Sentan also dares to bring up the VeriSign-ICANN lawsuit to show that VeriSign should have been downgraded for not abiding by ICANN policy in the past when it introduced the controversial Site Finder service in late 2003.

ICANN states in its legal filings against VeriSign that launching Site Finder, a URL redirection system that was widely criticized by internet experts, made the internet less secure and stable, and that VeriSign refuses to recognize its contractual commitments under the .net agreement.

Tindal points out that past technical performance was considered by the Telcordia evaluators, and that past behavior should have been too. Evidence of past performance is the best indicator and measure of future behavior, he told ICANN.

I don’t think the lawsuit says anything about us not being policy compliant, said McLaughlin. True, Sentan only quotes ICANN saying VeriSign broke contract, not policy, and the Telcordia team did not evaluate contractual compliance.

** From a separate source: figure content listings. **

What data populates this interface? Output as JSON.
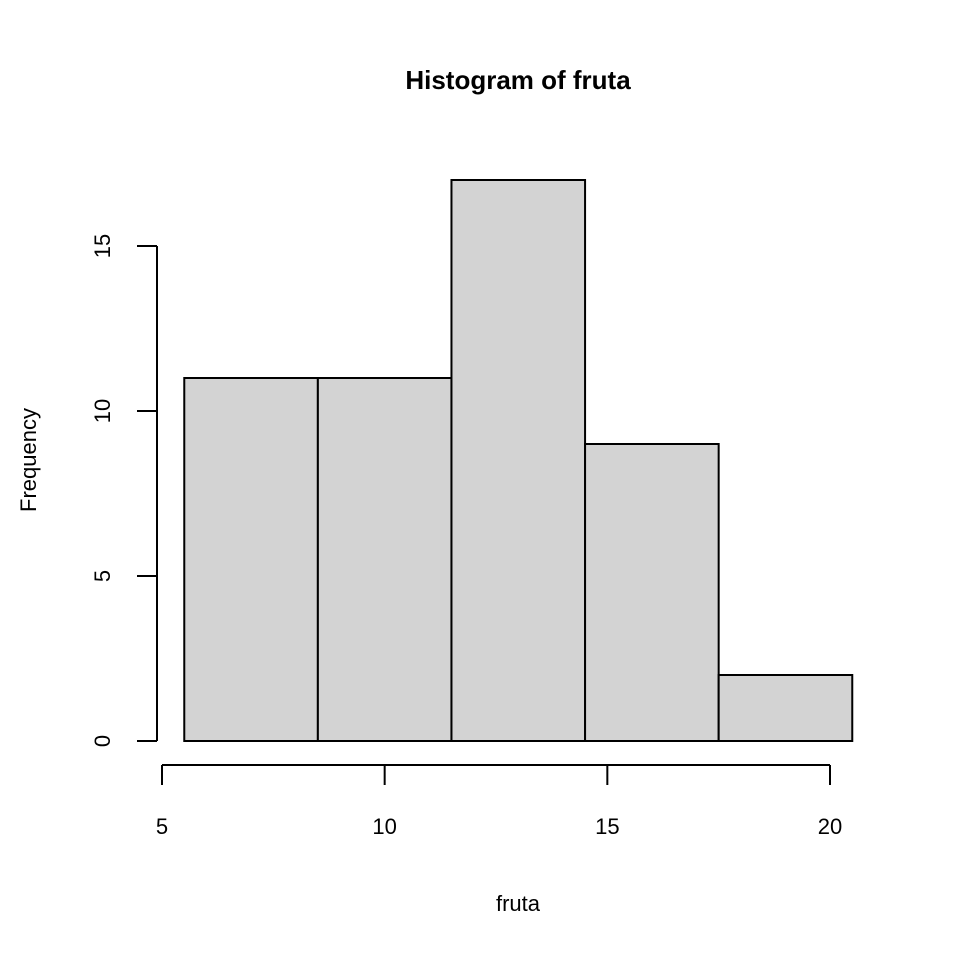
{
  "chart_data": {
    "type": "bar",
    "title": "Histogram of fruta",
    "xlabel": "fruta",
    "ylabel": "Frequency",
    "bins": [
      {
        "start": 5.5,
        "end": 8.5,
        "count": 11
      },
      {
        "start": 8.5,
        "end": 11.5,
        "count": 11
      },
      {
        "start": 11.5,
        "end": 14.5,
        "count": 17
      },
      {
        "start": 14.5,
        "end": 17.5,
        "count": 9
      },
      {
        "start": 17.5,
        "end": 20.5,
        "count": 2
      }
    ],
    "x_ticks": [
      5,
      10,
      15,
      20
    ],
    "y_ticks": [
      0,
      5,
      10,
      15
    ],
    "xlim": [
      5,
      20.5
    ],
    "ylim": [
      0,
      17
    ],
    "bar_fill": "#d3d3d3",
    "bar_stroke": "#000000",
    "grid": false,
    "legend": "none"
  }
}
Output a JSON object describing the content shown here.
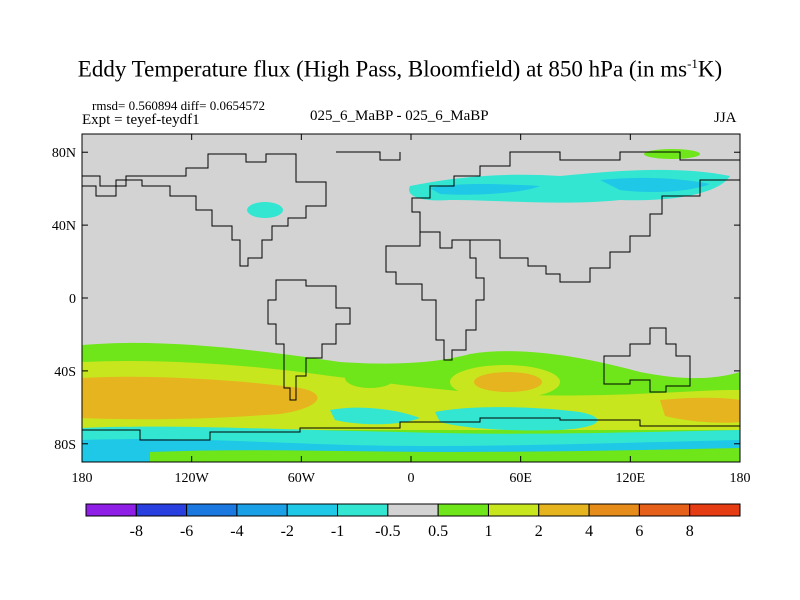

There was an evaluation process, and there has to be a ranking, said McLaughlin. It’s not surprising that those who did not get the top ranking are now disputing it.

Sentan, a joint venture of pre-IPO infrastructure provider NeuStar Inc and .jp operator Japan Registry Services Ltd (JPRS), makes four complaints in total. In each case, it says either it should have been scored higher, or VeriSign lower.

Due to the scoring mechanism, it may only need two changes to be made to the evaluators’ report in order to emerge as the top-ranked candidate. Currently, Sentan has 12 blue scores against VeriSign’s 14.

But it’s a very big if. If Sentan and Denic can find flaw with the report, VeriSign could be able to also.